Situated in Bhal region of modern-day Gujarat, Lothal was excavated between 1955 and 1960 by the Archaeological Survey of India (ASI). The ASI museum at Lothal offers an insight into the town planning of this urban port. It exhibits some fine pieces of ceramics, metalwork and beads that were once created here. These included objects made from bronze, copper, stone, chert, shells and bones. It also showcases the uniformity of weights and measures used during the Harappan civilisation — bricks in perfect ratio while weights were based on units of 0.05, 0.1, 1.2, 5, 10, 20, 50, 100, 200 and 500, with each unit weighing around 28 g, similar to the English ounce or Greek uncia. Smaller objects were weighed in similar ratios with units of 0.871.
Lothal, according to ASI, had another series of weights that conformed to the Heavy Assyrian standards for international trade. The museum displays seals and toys reflecting trade with Persian Gulf and African ports. Principal exports were beads, ivory and shells. Key exhibits include a gold necklace, a copper figure, micro-beads, steatite and terracotta seals with motifs and inscriptions, metal fish hooks, ornaments like bangles, a perforated jar, a terra cotta bull, a horse, the model of a boat, objects used for games and a shell used as a compass for navigation. Two styles of pottery were also discovered at Lothal.
The development of Lothal as a trade centre probably stemmed from its sheltered harbour by Bhugavo River and Gulf of Khambatt, the suitability of the soil of the region called Bhal for growing grain and cotton and the already thriving bead-making industry in the Khambatt coastal region.
As one enters the excavated area, one can witness the tank which several archaeologists have opined as the world’s first dry dockyard. Plagued by floods in Sindh and realising the danger of high tides in the Gulf of Cambay, the Harappans are said to have built this dock inland, with a canal connecting to the estuary of River Sabarmati. The dock spans 37 m from east to west and 22 m from north to south. This showed a thorough study of tides, hydraulics and the effect of seawater on bricks.
According to an impression at the museum, ships could sluice into the northern end of the dock by an inlet channel connected to the estuary of River Sabarmati during high tide and the lock gates were closed so the water level would rise sufficiently for them to float. After the ships had loaded or unloaded cargo, the gates were opened for them to return to the sea. The tank’s dimensions indicate the dock could handle 60 ships of 30 tonnes each.
The warehouses near the dockyard were set on a 3.5 m high plinth. The cubical blocks used for warehousing were connected by passages built from kiln-fired bricks. Nearby is the acropolis where the powerful and wealthy inhabited since it featured paved baths, underground and surface drains and a drinking well. The foundations show a mansion that would have once existed on the acropolis. The proximity of the seat of power to the warehouse ensured a powerful person, perhaps a ruler, could inspect stocks easily from here.

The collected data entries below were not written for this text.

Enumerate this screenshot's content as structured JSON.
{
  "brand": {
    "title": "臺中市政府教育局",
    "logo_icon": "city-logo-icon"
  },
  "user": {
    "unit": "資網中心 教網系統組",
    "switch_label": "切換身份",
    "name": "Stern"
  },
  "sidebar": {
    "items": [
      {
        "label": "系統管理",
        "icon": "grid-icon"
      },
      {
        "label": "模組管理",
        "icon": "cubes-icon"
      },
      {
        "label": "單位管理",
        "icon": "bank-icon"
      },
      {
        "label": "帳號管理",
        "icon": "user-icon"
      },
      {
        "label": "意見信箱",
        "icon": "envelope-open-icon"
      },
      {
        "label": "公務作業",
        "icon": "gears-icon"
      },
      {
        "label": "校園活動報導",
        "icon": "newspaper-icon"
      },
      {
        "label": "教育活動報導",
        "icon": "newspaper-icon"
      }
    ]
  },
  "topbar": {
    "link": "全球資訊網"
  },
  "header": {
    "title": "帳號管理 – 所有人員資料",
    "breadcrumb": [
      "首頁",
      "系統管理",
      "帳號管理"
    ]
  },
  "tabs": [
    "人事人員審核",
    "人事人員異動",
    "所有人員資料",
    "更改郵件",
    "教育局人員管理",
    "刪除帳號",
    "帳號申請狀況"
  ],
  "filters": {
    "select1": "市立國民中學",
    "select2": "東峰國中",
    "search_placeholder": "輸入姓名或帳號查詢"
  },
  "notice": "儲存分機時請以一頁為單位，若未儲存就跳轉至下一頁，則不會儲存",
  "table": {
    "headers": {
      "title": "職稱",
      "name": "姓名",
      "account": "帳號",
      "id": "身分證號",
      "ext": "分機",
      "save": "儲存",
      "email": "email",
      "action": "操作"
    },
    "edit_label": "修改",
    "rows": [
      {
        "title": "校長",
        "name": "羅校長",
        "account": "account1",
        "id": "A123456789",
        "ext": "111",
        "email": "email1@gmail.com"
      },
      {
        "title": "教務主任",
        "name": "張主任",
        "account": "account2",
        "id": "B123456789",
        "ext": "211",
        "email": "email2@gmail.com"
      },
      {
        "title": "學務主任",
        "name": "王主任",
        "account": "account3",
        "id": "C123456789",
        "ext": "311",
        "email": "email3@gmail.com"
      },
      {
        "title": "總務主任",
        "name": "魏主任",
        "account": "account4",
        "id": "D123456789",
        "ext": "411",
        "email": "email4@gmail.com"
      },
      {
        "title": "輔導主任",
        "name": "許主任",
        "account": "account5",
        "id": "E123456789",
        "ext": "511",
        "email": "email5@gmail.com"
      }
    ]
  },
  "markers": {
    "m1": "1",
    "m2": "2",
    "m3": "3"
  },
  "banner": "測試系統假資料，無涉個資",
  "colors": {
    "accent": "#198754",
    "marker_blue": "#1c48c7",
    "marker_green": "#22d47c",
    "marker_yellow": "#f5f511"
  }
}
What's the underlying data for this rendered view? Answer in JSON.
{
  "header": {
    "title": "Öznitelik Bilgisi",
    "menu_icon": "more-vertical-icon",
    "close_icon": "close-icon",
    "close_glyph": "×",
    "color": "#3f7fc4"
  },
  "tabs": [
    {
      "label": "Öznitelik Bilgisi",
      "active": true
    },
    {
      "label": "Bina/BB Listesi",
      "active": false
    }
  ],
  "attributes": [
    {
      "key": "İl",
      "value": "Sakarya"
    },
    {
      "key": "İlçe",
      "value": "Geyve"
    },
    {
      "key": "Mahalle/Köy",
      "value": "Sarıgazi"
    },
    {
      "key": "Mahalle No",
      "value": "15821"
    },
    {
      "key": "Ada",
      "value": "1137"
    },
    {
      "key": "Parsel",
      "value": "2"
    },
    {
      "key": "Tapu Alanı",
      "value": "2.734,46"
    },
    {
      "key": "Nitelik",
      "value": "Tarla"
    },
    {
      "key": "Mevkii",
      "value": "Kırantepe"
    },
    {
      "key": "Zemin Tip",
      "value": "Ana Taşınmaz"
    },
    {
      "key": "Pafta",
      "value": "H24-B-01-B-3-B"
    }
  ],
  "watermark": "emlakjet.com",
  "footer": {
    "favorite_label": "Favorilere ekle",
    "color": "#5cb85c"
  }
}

The lower town contained commercial and residential areas. The arterial streets that led from north to south were probably flanked by shops, merchant dwelling and artisan’s workshops while the streets running from east to west led to the residential areas with lanes allowing access to individual dwellings. The bead factories comprised the main industry of the Harappans where agate and other semi-precious stones abound.
A unique aspect of planning was underground sanitary drainage. The main sewer, 1.5 m deep and 91 cm across, connected north-south and east-west ones and was constructed from smoothened bricks. These were joined together so expertly that not even a strand of hair could pass through the connections. Expert masonry kept the sewer watertight and drops at regular intervals acted as an automatic cleaning device. A wooden screen at the end of the drains held back solid wastes and liquid entered a cess pool made from radial bricks.